Un grupo de música country resuena en una zona rural de Bélgica mientras uno de sus integrantes se enamora de una tatuadora. La situación parece un poco insólita, pero es el punto de partida de la película El círculo de amor se rompe, un drama con visos musicales que se estrenó el primero de enero en el país.





La cinta cuenta la dura experiencia de una pareja (Elise y Didier) que enfrenta el cáncer de su única hija. La historia se transforma en un retrato humano y doloroso de la relación de dos personas que tratan de mantener a flote sus sentimientos a pesar de las diferencias ideológicas y los duros golpes de la vida.





Los conflictos de Elise y Didier se gestan entre canciones de bluegrass y country (ritmos de EE. UU.), junto a los sobresaltos hogareños. El drama se acompasa con los conciertos del grupo que acompaña a los protagonistas, lo cual mitiga un poco las duras circunstancias que los rodean.









El director de El círculo de amor se rompe, Felix Van Groeningen, conversó con EL TIEMPO acerca de esta cinta que ganó dos premios en el Festival de Berlín, uno en los galardones del cine europeo, dos en Tribeca y está preseleccionada para optar por un puesto entre las cinco finalistas al Óscar a mejor película en habla no inglesa.





La película está basada en la pieza teatral homónima. ¿Fue difícil adaptar una obra tan exitosa en Bélgica?


Fue complicado porque era muy emocional. A veces me asustaba que pasara de ser una gran puesta en escena metida en un filme malo, pero al final fue una experiencia grandiosa ya que teníamos un material impresionante.





El filme está lleno de ritmos como ‘bluegrass’ y ‘country’. ¿Son populares en Bélgica?


No sabía nada de bluegrass ni country hasta que comencé a rodar El círculo de amor se rompe y este tipo de música no era tan popular en Bélgica, pero ahora lo es, en cierta medida, gracias a la película.





¿Fue duro para los protagonistas adaptarse a estos géneros musicales?


No fue difícil para ellos, pues Johan Heldenbergh (Didier) ya estaba tocándolos desde hace un par de años y Veerle Baetens (Elise) tiene conocimientos musicales, lo que hizo que se adaptara muy rápido.





Esta cinta es un crudo retrato de la vida en pareja y sus crisis. ¿Por qué se interesó en esta temática tan emocional?

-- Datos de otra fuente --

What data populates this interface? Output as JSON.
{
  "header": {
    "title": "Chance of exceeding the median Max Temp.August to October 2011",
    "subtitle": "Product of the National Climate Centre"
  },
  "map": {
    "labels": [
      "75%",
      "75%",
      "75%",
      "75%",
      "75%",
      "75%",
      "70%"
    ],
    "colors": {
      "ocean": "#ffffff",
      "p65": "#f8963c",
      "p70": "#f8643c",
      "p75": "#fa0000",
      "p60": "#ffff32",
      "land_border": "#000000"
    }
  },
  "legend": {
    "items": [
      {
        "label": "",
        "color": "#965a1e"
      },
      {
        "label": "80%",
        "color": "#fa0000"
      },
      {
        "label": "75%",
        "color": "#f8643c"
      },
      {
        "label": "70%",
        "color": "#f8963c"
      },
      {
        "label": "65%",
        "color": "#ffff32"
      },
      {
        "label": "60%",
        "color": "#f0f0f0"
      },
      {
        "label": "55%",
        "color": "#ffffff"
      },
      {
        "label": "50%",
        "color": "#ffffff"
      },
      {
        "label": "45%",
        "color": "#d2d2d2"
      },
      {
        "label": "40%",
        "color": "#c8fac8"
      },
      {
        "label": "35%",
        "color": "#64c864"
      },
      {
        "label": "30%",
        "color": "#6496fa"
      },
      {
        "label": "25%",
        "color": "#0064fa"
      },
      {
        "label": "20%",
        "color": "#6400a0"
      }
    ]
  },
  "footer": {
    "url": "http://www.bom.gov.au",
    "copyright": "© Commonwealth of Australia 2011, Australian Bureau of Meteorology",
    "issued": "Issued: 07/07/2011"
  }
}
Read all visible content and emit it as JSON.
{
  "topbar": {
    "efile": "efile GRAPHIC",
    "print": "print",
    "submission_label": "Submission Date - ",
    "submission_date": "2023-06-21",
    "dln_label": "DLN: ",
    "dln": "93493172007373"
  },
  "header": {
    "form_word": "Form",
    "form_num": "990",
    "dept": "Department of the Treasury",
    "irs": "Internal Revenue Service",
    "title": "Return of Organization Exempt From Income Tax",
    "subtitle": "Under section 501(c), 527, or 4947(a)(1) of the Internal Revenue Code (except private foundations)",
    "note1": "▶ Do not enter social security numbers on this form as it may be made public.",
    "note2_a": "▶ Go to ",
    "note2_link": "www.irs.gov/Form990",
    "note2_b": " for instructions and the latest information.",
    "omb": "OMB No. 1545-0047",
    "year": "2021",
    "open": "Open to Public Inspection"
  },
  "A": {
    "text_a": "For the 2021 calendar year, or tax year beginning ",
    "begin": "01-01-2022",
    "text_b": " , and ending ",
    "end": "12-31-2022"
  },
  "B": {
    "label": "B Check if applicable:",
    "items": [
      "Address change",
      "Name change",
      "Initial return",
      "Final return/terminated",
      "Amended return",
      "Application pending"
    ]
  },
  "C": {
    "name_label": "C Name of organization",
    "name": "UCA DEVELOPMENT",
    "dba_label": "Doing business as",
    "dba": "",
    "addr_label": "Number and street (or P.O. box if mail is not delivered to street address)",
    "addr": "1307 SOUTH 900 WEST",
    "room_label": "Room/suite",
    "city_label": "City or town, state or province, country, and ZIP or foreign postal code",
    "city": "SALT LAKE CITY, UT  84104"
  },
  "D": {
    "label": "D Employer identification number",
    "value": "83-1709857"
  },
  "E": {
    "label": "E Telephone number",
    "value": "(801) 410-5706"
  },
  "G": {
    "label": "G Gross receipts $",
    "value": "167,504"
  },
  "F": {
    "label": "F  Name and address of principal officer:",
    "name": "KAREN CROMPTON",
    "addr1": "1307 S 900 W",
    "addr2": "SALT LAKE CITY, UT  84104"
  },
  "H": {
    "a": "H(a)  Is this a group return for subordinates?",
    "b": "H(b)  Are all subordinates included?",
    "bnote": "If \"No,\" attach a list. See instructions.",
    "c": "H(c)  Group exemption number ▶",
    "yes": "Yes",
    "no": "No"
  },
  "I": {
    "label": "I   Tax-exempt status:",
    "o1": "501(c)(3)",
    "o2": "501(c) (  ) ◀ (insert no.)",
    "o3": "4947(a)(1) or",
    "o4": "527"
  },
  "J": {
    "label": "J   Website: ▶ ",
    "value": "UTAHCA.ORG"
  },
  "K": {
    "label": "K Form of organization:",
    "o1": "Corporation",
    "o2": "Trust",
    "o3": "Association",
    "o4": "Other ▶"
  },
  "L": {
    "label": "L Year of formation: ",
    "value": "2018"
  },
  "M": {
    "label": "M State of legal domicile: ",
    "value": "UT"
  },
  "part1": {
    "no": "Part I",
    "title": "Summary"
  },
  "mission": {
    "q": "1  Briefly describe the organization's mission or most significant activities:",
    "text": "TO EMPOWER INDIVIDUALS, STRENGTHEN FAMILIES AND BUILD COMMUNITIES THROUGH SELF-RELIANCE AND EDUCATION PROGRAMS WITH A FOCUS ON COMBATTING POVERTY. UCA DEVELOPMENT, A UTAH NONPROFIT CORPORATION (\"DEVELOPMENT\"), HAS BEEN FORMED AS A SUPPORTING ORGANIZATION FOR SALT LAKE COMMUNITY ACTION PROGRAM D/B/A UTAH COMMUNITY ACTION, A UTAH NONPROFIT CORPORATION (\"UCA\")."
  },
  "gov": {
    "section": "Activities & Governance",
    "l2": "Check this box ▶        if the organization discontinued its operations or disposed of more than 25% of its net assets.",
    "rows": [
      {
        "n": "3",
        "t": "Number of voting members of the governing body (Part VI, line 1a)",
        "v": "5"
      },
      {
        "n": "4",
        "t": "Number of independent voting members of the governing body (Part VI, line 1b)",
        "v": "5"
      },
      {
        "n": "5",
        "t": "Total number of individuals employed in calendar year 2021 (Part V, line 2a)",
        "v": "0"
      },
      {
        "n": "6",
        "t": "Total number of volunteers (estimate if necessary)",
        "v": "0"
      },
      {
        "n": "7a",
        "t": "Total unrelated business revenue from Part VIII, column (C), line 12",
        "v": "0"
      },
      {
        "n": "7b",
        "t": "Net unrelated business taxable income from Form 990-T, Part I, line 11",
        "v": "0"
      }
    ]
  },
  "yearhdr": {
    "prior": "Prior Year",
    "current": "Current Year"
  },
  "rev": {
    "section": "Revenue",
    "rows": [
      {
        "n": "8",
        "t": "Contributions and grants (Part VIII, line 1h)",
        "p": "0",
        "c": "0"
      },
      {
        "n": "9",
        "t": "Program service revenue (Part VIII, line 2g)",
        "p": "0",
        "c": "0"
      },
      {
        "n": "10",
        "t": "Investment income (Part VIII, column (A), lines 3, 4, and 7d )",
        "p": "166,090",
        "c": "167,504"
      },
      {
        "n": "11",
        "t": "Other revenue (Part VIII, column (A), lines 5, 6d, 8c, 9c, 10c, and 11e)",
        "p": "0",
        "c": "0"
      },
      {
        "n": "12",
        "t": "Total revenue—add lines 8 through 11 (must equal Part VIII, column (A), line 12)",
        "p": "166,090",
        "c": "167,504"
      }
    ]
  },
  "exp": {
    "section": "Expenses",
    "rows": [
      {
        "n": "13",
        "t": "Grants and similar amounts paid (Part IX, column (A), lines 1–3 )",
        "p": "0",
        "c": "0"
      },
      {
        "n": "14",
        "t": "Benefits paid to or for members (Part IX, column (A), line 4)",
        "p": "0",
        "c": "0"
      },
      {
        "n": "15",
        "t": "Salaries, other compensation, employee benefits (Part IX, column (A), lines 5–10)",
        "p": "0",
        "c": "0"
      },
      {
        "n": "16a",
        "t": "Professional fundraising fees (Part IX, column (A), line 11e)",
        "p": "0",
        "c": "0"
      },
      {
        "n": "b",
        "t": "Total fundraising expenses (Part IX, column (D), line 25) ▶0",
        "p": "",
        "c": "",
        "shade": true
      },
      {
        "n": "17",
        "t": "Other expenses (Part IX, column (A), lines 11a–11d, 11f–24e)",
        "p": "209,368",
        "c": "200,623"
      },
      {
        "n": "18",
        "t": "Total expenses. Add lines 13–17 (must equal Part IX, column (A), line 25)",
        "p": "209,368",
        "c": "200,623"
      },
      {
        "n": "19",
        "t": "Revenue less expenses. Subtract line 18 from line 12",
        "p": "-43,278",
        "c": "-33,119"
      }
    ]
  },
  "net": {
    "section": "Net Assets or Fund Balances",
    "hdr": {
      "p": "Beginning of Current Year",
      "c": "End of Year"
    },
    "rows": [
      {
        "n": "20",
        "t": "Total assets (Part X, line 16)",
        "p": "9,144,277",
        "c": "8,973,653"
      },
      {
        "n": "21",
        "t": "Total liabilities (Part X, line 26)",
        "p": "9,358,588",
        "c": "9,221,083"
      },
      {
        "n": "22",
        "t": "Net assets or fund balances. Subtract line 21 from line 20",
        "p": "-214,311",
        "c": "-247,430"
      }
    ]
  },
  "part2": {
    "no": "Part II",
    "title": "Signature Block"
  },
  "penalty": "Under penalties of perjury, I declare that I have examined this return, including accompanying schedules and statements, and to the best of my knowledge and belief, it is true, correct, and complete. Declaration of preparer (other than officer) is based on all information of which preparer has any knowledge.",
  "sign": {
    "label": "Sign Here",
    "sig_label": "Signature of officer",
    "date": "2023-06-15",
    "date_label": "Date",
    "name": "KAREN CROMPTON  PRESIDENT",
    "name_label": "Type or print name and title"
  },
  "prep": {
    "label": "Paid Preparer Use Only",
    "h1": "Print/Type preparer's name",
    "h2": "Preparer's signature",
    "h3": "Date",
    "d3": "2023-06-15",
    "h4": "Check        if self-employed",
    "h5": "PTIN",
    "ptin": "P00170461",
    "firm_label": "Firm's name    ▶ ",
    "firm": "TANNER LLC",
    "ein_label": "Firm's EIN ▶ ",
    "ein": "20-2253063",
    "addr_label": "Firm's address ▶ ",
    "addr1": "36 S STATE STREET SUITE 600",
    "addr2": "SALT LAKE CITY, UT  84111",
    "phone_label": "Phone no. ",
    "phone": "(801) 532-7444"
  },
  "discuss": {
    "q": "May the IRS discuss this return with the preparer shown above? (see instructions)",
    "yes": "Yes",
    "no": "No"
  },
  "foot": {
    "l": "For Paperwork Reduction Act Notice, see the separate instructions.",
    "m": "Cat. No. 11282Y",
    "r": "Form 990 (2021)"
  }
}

Cuando vi la obra de teatro, sentí que era muy realista y que uno podía entender perfectamente lo que les estaba pasando a los protagonistas. Es una historia desgarradora, pero funciona en diferentes niveles… Los personajes representan arquetipos que se identifican con los hombres, las mujeres, la ciencia, la religión y la política.





Precisamente, la película critica duramente a Estados Unidos, la religiosidad y hasta a la administración del expresidente George W. Bush…


Esas críticas eran parte del montaje teatral. Por ende, tenían que ser parte del filme. Frente a la religión, yo mismo me encontré con una sensación de malestar, acerca de todo ese fundamentalismo religioso que es capaz de introducirse en nuestras vidas.





¿Cómo se siente al saber que su película es una de las semifinalistas en la competencia por el Óscar, en la categoría de mejor cinta en lengua no inglesa?


Es muy emocionante, por supuesto. Sin embargo, trato de mantener los pies en el suelo, porque no estamos nominados aún. Pero estamos tan cerca de conseguirlo, sería un orgullo para Bélgica, así que ojalá lo logremos.